Entropy is a term I am sure most of us are familiar with. In layman’s terms, it refers to randomness and uncertainty of data; it is in this randomness that we can detect potential malicious traffic.
A gentleman named George Zipf lead the way in the study of character frequency in the early 1930’s, his work was further expanded upon by Claude Shannon to examine the entropy of language. These two forms of analysis have become engraved in the computer security domain and often used for cryptography – but what if we used their ideas to help detect malicious traffic?
Some malicious actors utilise domain generation algorithms (DGA) to produce pseudo random domain names they will utilise for their C2 communications. If we apply Shannon’s Entropy to these domains, we can calculate a score of their entropy and possibly identify these maliciously formed domains from the norm:-
Using the RSA Event Stream Analysis (ESA) component and a customised Java based Shannon Calculator, we can generate these entropy scores on the fly for any given metadata, and should they exceed a score greater than X, create an alert.

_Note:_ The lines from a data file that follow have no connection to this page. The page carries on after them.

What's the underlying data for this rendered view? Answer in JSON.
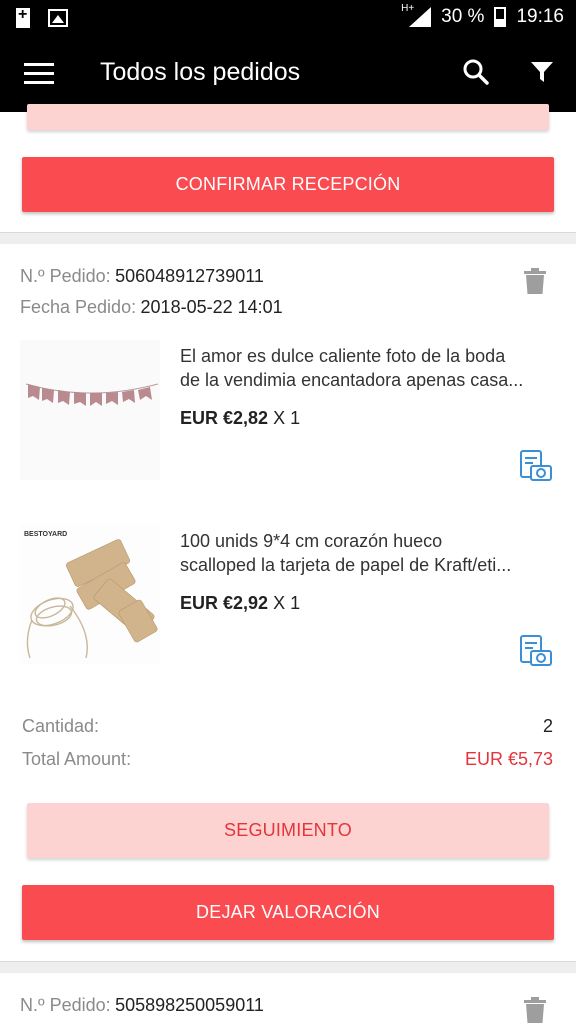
{
  "status_bar": {
    "network": "H+",
    "battery": "30 %",
    "time": "19:16"
  },
  "app_bar": {
    "title": "Todos los pedidos"
  },
  "top_button": {
    "label": "CONFIRMAR RECEPCIÓN"
  },
  "order1": {
    "order_no_label": "N.º Pedido:",
    "order_no": "506048912739011",
    "date_label": "Fecha Pedido:",
    "date": "2018-05-22 14:01",
    "items": [
      {
        "title_line1": "El amor es dulce caliente foto de la boda",
        "title_line2": "de la vendimia encantadora apenas casa...",
        "price": "EUR €2,82",
        "qty": "X 1",
        "image_text": "love is sweet"
      },
      {
        "title_line1": "100 unids 9*4 cm corazón hueco",
        "title_line2": "scalloped la tarjeta de papel de Kraft/eti...",
        "price": "EUR €2,92",
        "qty": "X 1",
        "image_brand": "BESTOYARD"
      }
    ],
    "quantity_label": "Cantidad:",
    "quantity": "2",
    "total_label": "Total Amount:",
    "total": "EUR €5,73",
    "tracking_button": "SEGUIMIENTO",
    "review_button": "DEJAR VALORACIÓN"
  },
  "order2": {
    "order_no_label": "N.º Pedido:",
    "order_no": "505898250059011"
  },
  "colors": {
    "accent": "#fa4b50",
    "accent_light": "#fdd3d2",
    "price_red": "#e3353b",
    "appbar": "#000000"
  }
}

Once the Java plugin is implemented, we can then create our ESA correlation rule to utilise the new plugin available and calculate the entropy. In this example, we will use the plugin to calculate entropy for DNS domains using the following EPL:-
SELECT * FROM Event(service = 53 AND calcEntropy(alias_host)>4);
The entropy value for this is set to anything greater than ‘4’ but can be edited dependent upon what results are observed.
I have attached the java used for calculating Shannon's Entropy should anyone be interested.
DISCLAIMER: This is by no means a full proof detection method for malicious traffic. The information is here to show the capabilities of the product and avenues of exploration to help thwart the adversary.